The International Monetary Fund, one of the dominant institutions operating alongside the EU and international governments printed an article entitled “Neoliberalism: Oversold?” In doing so they went as far as acknowledging its provenance!

“Instead of delivering growth, some neoliberal policies have increased inequality, in turn jeopardising durable expansion

Milton Friedman in 1982 hailed Chile as an ‘economic miracle.’ Nearly a decade earlier Chile had turned to policies that have since been widely emulated across the globe. The neoliberal agenda – label used more by critics than by architects of the policies -rests on two main planks. The first is increased competition – achieved through deregulation and the opening up of domestic markets, to foreign competition. The second is a smaller role for the state, achieved through privatisation and the limits on the ability of governments to run fiscal deficits and accumulate debt.”

What is puzzling is why so much of the press across the political spectrum continues to tacitly support those operating the neoliberal agenda. The Guardian for example has published a series of articles highly critical of its spread and effects on all of us: “Neoliberalism: The idea that swallowed the world”.; “Neoliberalism has brought out the worst in us”. and “Neoliberalism – the ideology at the root of all our problems”.

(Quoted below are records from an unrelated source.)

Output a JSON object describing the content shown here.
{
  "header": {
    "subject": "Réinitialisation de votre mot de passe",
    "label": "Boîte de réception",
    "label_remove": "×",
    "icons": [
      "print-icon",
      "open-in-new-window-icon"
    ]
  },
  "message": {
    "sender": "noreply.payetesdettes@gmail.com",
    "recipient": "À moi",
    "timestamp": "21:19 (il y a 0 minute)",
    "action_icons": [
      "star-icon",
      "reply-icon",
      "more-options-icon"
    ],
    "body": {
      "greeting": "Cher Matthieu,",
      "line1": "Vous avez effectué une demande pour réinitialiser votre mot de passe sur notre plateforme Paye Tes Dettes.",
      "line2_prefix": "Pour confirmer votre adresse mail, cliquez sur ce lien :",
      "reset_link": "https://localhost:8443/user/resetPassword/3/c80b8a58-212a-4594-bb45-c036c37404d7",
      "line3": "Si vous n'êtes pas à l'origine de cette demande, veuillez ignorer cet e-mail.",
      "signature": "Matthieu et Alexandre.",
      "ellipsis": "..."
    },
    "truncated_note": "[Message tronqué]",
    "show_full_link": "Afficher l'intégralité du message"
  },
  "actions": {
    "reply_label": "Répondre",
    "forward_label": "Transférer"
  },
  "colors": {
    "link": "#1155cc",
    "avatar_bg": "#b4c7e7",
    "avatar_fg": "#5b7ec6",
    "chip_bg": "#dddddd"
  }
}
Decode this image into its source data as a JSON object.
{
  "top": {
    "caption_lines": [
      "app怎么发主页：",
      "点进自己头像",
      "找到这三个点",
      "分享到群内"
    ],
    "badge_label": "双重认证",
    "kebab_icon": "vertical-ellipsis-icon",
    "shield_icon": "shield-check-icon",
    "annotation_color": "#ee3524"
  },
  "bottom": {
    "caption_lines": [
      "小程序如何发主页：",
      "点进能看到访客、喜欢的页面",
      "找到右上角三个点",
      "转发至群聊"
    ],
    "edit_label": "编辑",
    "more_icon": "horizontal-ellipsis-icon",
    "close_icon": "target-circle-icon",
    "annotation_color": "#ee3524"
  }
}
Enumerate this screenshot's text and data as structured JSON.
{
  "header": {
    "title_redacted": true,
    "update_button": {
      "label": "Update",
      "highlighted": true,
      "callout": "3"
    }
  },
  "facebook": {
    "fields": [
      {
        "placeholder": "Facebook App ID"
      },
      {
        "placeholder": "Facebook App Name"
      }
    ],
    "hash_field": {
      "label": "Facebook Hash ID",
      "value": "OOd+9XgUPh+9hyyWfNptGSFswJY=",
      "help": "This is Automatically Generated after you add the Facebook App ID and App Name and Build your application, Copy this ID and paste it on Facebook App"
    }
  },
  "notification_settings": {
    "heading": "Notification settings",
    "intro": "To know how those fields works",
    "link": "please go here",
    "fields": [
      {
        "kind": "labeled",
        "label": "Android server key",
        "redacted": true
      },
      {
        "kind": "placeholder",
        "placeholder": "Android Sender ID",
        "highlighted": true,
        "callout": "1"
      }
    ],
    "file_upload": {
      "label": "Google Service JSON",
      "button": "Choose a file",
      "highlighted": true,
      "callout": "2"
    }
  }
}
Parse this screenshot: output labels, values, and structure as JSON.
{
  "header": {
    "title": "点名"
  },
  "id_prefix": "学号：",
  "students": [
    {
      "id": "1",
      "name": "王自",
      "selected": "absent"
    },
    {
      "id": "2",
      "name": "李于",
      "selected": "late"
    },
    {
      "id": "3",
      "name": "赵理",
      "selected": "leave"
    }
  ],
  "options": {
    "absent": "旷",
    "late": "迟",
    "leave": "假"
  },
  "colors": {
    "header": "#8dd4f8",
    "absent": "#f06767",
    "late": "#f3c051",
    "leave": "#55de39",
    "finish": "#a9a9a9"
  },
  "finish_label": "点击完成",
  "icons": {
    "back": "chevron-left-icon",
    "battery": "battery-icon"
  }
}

The neoliberal agenda emanating from the Chicago School and Milton Friedman has had vastly wider effects than in the economic sphere. Doctrines such as “shock and awe” have been practiced both economically and militarily. Pinochet himself came to power following the assassination of Allende following the “shock and awe” attack. What followed is well known, but what is behind it is told in some detail by Naomi Klein in “The Shock Doctrine”.